New Delhi, Jan 31 (IANS) Six industries, with significant weightage in India’s index of industrial output, grew at a rate of 6.6 percent in December, compared to 6.2 percent in the year-ago period, according to official data released Monday.
The index of six core industries, with 26.7 percent weightage in the index of industrial production, is a barometer for measuring infrastructure building in the country.
Electricity generation, the largest constituent of the index of six core industries, registered a growth of 4.3 percent in December compared to a growth rate of 6.6 percent in December 2009.
The second biggest sector in the index, steel, saw output increasing by 11.2 percent in the month under review, while crude oil production in the country rose 15.8 percent and production of petroleum refining products went up by 8.3 percent.
Coal mining grew by 3 percent in December but cement production dipped by 2.2 percent.
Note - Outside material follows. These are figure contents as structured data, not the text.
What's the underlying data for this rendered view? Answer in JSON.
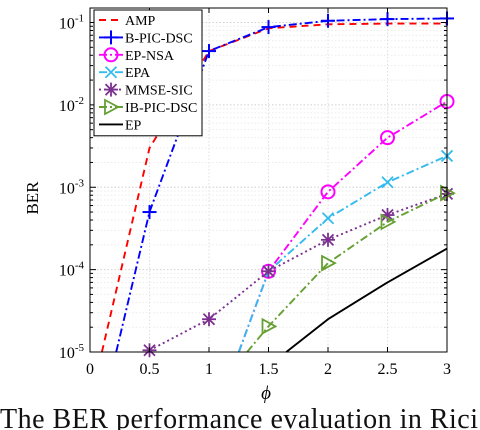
{
  "chart_data": {
    "type": "line",
    "xlabel": "ϕ",
    "ylabel": "BER",
    "xlim": [
      0,
      3
    ],
    "ylim": [
      1e-05,
      0.15
    ],
    "yscale": "log",
    "grid": true,
    "legend_placement": "top-left",
    "xticks": [
      {
        "value": 0,
        "label": "0"
      },
      {
        "value": 0.5,
        "label": "0.5"
      },
      {
        "value": 1,
        "label": "1"
      },
      {
        "value": 1.5,
        "label": "1.5"
      },
      {
        "value": 2,
        "label": "2"
      },
      {
        "value": 2.5,
        "label": "2.5"
      },
      {
        "value": 3,
        "label": "3"
      }
    ],
    "yticks": [
      {
        "value": 1e-05,
        "base": "10",
        "exp": "-5"
      },
      {
        "value": 0.0001,
        "base": "10",
        "exp": "-4"
      },
      {
        "value": 0.001,
        "base": "10",
        "exp": "-3"
      },
      {
        "value": 0.01,
        "base": "10",
        "exp": "-2"
      },
      {
        "value": 0.1,
        "base": "10",
        "exp": "-1"
      }
    ],
    "series": [
      {
        "name": "AMP",
        "color": "#ff0000",
        "dash": "7,5",
        "marker": "none",
        "x": [
          0.1,
          0.5,
          1.0,
          1.5,
          2.0,
          2.5,
          3.0
        ],
        "y": [
          1e-05,
          0.003,
          0.045,
          0.085,
          0.095,
          0.097,
          0.097
        ]
      },
      {
        "name": "B-PIC-DSC",
        "color": "#0000ff",
        "dash": "8,3,2,3",
        "marker": "plus",
        "x": [
          0.22,
          0.5,
          1.0,
          1.5,
          2.0,
          2.5,
          3.0
        ],
        "y": [
          1e-05,
          0.0005,
          0.045,
          0.088,
          0.105,
          0.11,
          0.112
        ]
      },
      {
        "name": "EP-NSA",
        "color": "#ff00ff",
        "dash": "8,3,2,3",
        "marker": "circle",
        "x": [
          1.25,
          1.5,
          2.0,
          2.5,
          3.0
        ],
        "y": [
          1e-05,
          9.55e-05,
          0.00088,
          0.004,
          0.011
        ]
      },
      {
        "name": "EPA",
        "color": "#33bbee",
        "dash": "8,3,2,3",
        "marker": "cross",
        "x": [
          1.25,
          1.5,
          2.0,
          2.5,
          3.0
        ],
        "y": [
          1e-05,
          9.55e-05,
          0.00042,
          0.00115,
          0.0024
        ]
      },
      {
        "name": "MMSE-SIC",
        "color": "#7b2f8f",
        "dash": "2,3",
        "marker": "asterisk",
        "x": [
          0.5,
          1.0,
          1.5,
          2.0,
          2.5,
          3.0
        ],
        "y": [
          1.05e-05,
          2.5e-05,
          9.55e-05,
          0.00023,
          0.00046,
          0.00083
        ]
      },
      {
        "name": "IB-PIC-DSC",
        "color": "#66a032",
        "dash": "8,3,2,3",
        "marker": "triangle-right",
        "x": [
          1.32,
          1.5,
          2.0,
          2.5,
          3.0
        ],
        "y": [
          1e-05,
          2.05e-05,
          0.00012,
          0.00038,
          0.00085
        ]
      },
      {
        "name": "EP",
        "color": "#000000",
        "dash": "",
        "marker": "none",
        "x": [
          1.65,
          2.0,
          2.5,
          3.0
        ],
        "y": [
          1e-05,
          2.5e-05,
          7e-05,
          0.00018
        ]
      }
    ]
  },
  "caption": "The BER performance evaluation in Rici"
}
In the current fiscal till December, the six core industries registered a growth of 5.3 percent against 4.7 percent during the corresponding period of the 2009-10.
India has ambitious investment plans to improve its infrastructure — a key deficiency cited by investors and domestic businesses and economists.
The country expects to invest about $500 billion by the end of the current five year plan (March 2012) and double it to $1 trillion for the next five year plan, building capacity in crucial sectors like road, railways and power generation.